Despite being released almost 20 years ago, images from the Lord of the Rings trilogy still stand. Some effects seem to have been created today, and many creatures and places feel real. All the beautiful graphics come from a perfect blend of CGI and practical effects. Both are used to complement each other instead of relying on one.
Of course, viewers can still see some of the technical limitations of the era, such as the fragile CGI Oliphaunts during the Battle of Minas Tirith. However, most of the effects were far ahead of their time, and many fans believe that Lord of the Rings is even better than the new Hobbit trilogy.
This is because Lord of the Rings only uses CGI when needed. For example, when Frodo hides from the giant spider Cinnamon, most of the place has been disguised as an actual backdrop. All bones and cobwebs look at physical objects that Frodo may have touched because they were. It’s a little harder to make a spider, which is why CGI pliers have been added to this set, making it even more realistic.
Another reason why CGI looks good is due to technical limitations. Since CGI models could not look completely realistic, they often hid in the shadows, so the data was lost. So Shelob CGI looked better as it showed only minimal light from its textures. And the same technique can be seen when the companions are attacked in the Moria mines. The Troll Cave was placed in a natural environment with a bit of lighting to hide the models’ imperfections from the public.
As for life in Middle-earth, much of its realism stems from the fact that most of these surroundings were impractical. The most prominent example is the Shire, a vast New Zealand complex that tourists can visit today. As if that were not significant enough, vast amounts of photographic equipment attract the small hobbit statue.
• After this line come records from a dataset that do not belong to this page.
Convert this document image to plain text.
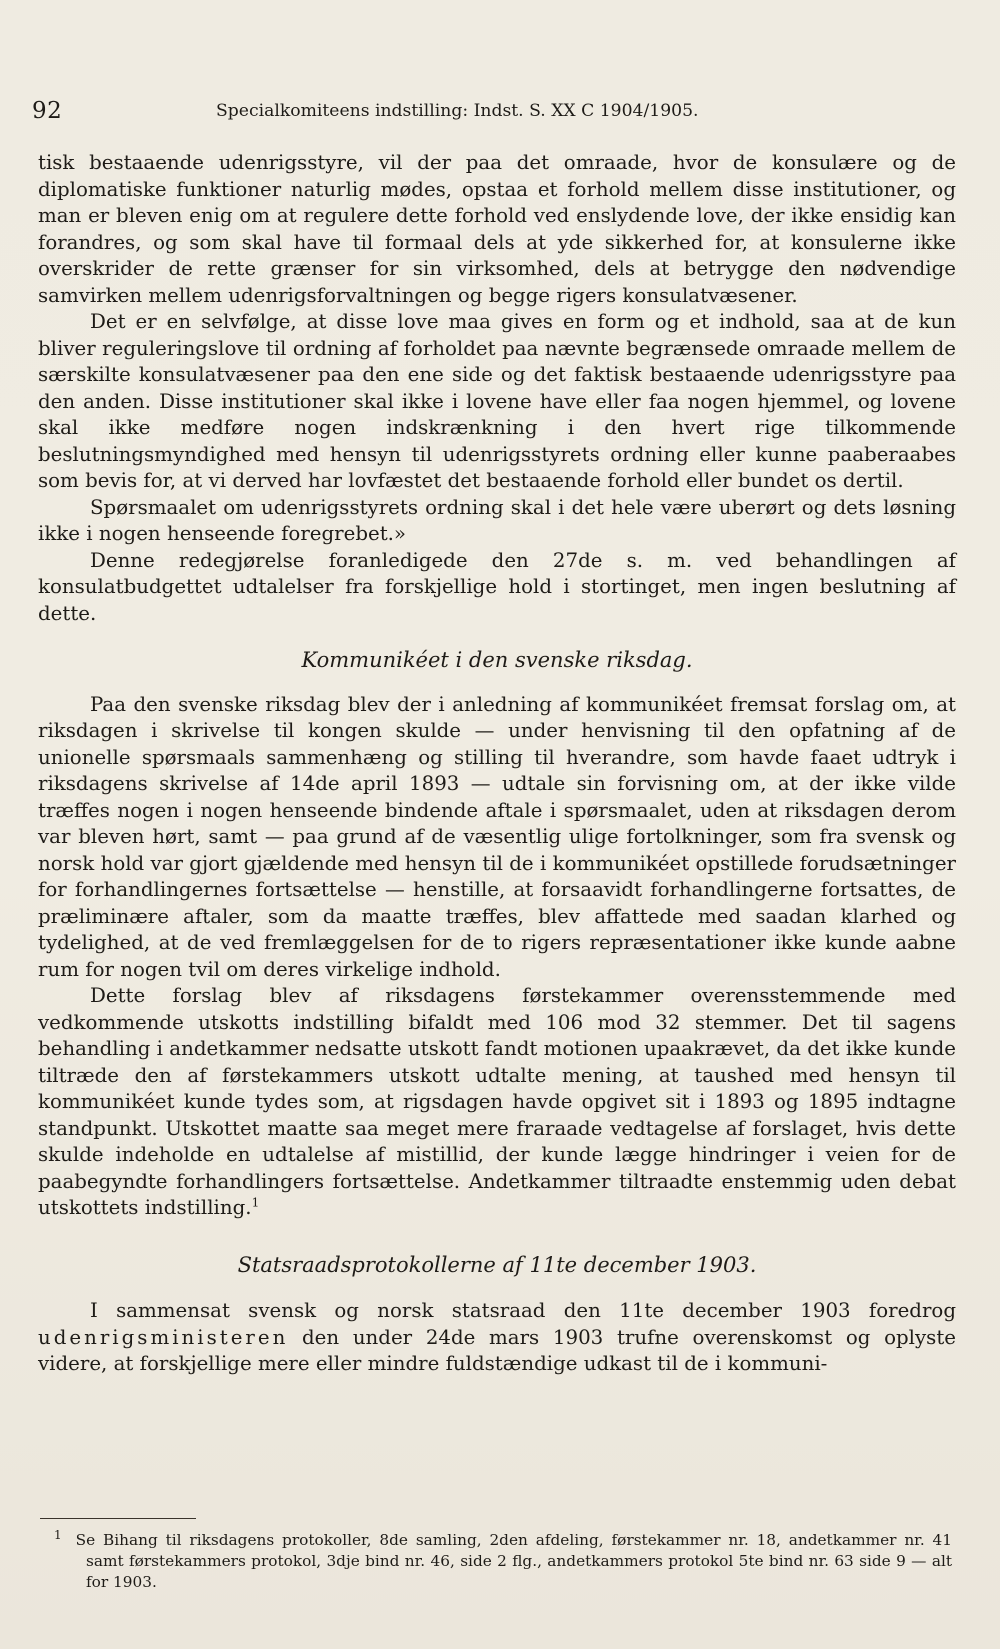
92	Specialkomiteens indstilling: Indst. S. XX C 1904/1905.

tisk bestaaende udenrigsstyre, vil der paa det omraade, hvor de konsulære og de diplomatiske funktioner naturlig mødes, opstaa et forhold mellem disse institutioner, og man er bleven enig om at regulere dette forhold ved enslydende love, der ikke ensidig kan forandres, og som skal have til formaal dels at yde sikkerhed for, at konsulerne ikke overskrider de rette grænser for sin virksomhed, dels at betrygge den nødvendige samvirken mellem udenrigsforvaltningen og begge rigers konsulatvæsener.

Det er en selvfølge, at disse love maa gives en form og et indhold, saa at de kun bliver reguleringslove til ordning af forholdet paa nævnte begrænsede omraade mellem de særskilte konsulatvæsener paa den ene side og det faktisk bestaaende udenrigsstyre paa den anden. Disse institutioner skal ikke i lovene have eller faa nogen hjemmel, og lovene skal ikke medføre nogen indskrænkning i den hvert rige tilkommende beslutningsmyndighed med hensyn til udenrigsstyrets ordning eller kunne paaberaabes som bevis for, at vi derved har lovfæstet det bestaaende forhold eller bundet os dertil.

Spørsmaalet om udenrigsstyrets ordning skal i det hele være uberørt og dets løsning ikke i nogen henseende foregrebet.»

Denne redegjørelse foranledigede den 27de s. m. ved behandlingen af konsulatbudgettet udtalelser fra forskjellige hold i stortinget, men ingen beslutning af dette.

Kommunikéet i den svenske riksdag.

Paa den svenske riksdag blev der i anledning af kommunikéet fremsat forslag om, at riksdagen i skrivelse til kongen skulde — under henvisning til den opfatning af de unionelle spørsmaals sammenhæng og stilling til hverandre, som havde faaet udtryk i riksdagens skrivelse af 14de april 1893 — udtale sin forvisning om, at der ikke vilde træffes nogen i nogen henseende bindende aftale i spørsmaalet, uden at riksdagen derom var bleven hørt, samt — paa grund af de væsentlig ulige fortolkninger, som fra svensk og norsk hold var gjort gjældende med hensyn til de i kommunikéet opstillede forudsætninger for forhandlingernes fortsættelse — henstille, at forsaavidt forhandlingerne fortsattes, de præliminære aftaler, som da maatte træffes, blev affattede med saadan klarhed og tydelighed, at de ved fremlæggelsen for de to rigers repræsentationer ikke kunde aabne rum for nogen tvil om deres virkelige indhold.

Dette forslag blev af riksdagens førstekammer overensstemmende med vedkommende utskotts indstilling bifaldt med 106 mod 32 stemmer. Det til sagens behandling i andetkammer nedsatte utskott fandt motionen upaakrævet, da det ikke kunde tiltræde den af førstekammers utskott udtalte mening, at taushed med hensyn til kommunikéet kunde tydes som, at rigsdagen havde opgivet sit i 1893 og 1895 indtagne standpunkt. Utskottet maatte saa meget mere fraraade vedtagelse af forslaget, hvis dette skulde indeholde en udtalelse af mistillid, der kunde lægge hindringer i veien for de paabegyndte forhandlingers fortsættelse. Andetkammer tiltraadte enstemmig uden debat utskottets indstilling.$^1$

Statsraadsprotokollerne af 11te december 1903.

I sammensat svensk og norsk statsraad den 11te december 1903 foredrog udenrigsministeren den under 24de mars 1903 trufne overenskomst og oplyste videre, at forskjellige mere eller mindre fuldstændige udkast til de i kommuni-

$^1$ Se Bihang til riksdagens protokoller, 8de samling, 2den afdeling, førstekammer nr. 18, andetkammer nr. 41 samt førstekammers protokol, 3dje bind nr. 46, side 2 flg., andetkammers protokol 5te bind nr. 63 side 9 — alt for 1903.
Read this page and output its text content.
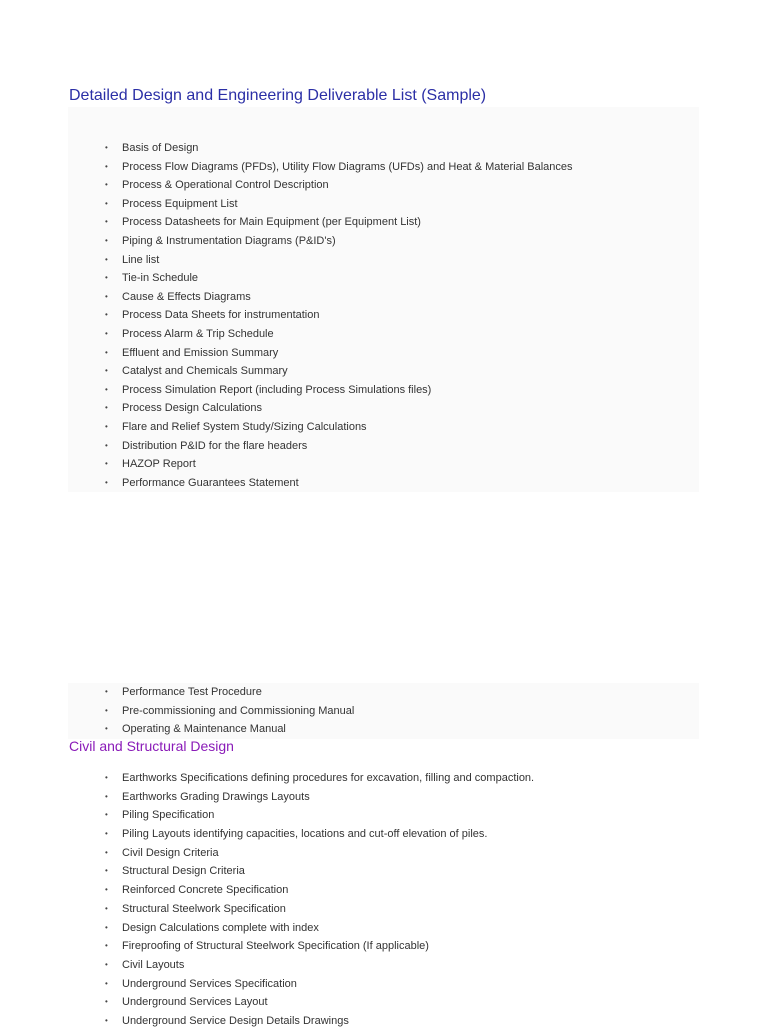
Detailed Design and Engineering Deliverable List (Sample)
• Basis of Design
• Process Flow Diagrams (PFDs), Utility Flow Diagrams (UFDs) and Heat & Material Balances
• Process & Operational Control Description
• Process Equipment List
• Process Datasheets for Main Equipment (per Equipment List)
• Piping & Instrumentation Diagrams (P&ID's)
• Line list
• Tie-in Schedule
• Cause & Effects Diagrams
• Process Data Sheets for instrumentation
• Process Alarm & Trip Schedule
• Effluent and Emission Summary
• Catalyst and Chemicals Summary
• Process Simulation Report (including Process Simulations files)
• Process Design Calculations
• Flare and Relief System Study/Sizing Calculations
• Distribution P&ID for the flare headers
• HAZOP Report
• Performance Guarantees Statement
• Performance Test Procedure
• Pre-commissioning and Commissioning Manual
• Operating & Maintenance Manual
Civil and Structural Design
• Earthworks Specifications defining procedures for excavation, filling and compaction.
• Earthworks Grading Drawings Layouts
• Piling Specification
• Piling Layouts identifying capacities, locations and cut-off elevation of piles.
• Civil Design Criteria
• Structural Design Criteria
• Reinforced Concrete Specification
• Structural Steelwork Specification
• Design Calculations complete with index
• Fireproofing of Structural Steelwork Specification (If applicable)
• Civil Layouts
• Underground Services Specification
• Underground Services Layout
• Underground Service Design Details Drawings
The film was clipped with double dwarf bodies, with the actors standing from different angles to provide a compelling perspective. In some cases, I created two different sizes of the same set for other characters.
One of the reasons why the Hobbit trilogy has received much criticism is the excessive use of CGI. Perhaps most notably, all orcs were CGIs and not prostheses like in Lord of the Rings. While CGI is excellent, oversupply makes the world more artificial and loses its pile.
However, Lord of the Rings still used a lot of CGI, such as Gollum’s motion capture. And Gollum seems most prominent in The Hobbit. However, Gollum was the main focus of the study, so it makes sense that the effects are still awe-inspiring. In contrast, the Hobbit had so many CGI creatures that it seemed that they had made less effort to make them as natural as possible.
Regardless of the age of the films in the years to come, there is so much care and attention to detail on the screen that they will never go away. Life in Middle-earth will probably feel the same way, and the trilogy will become a timeless classic.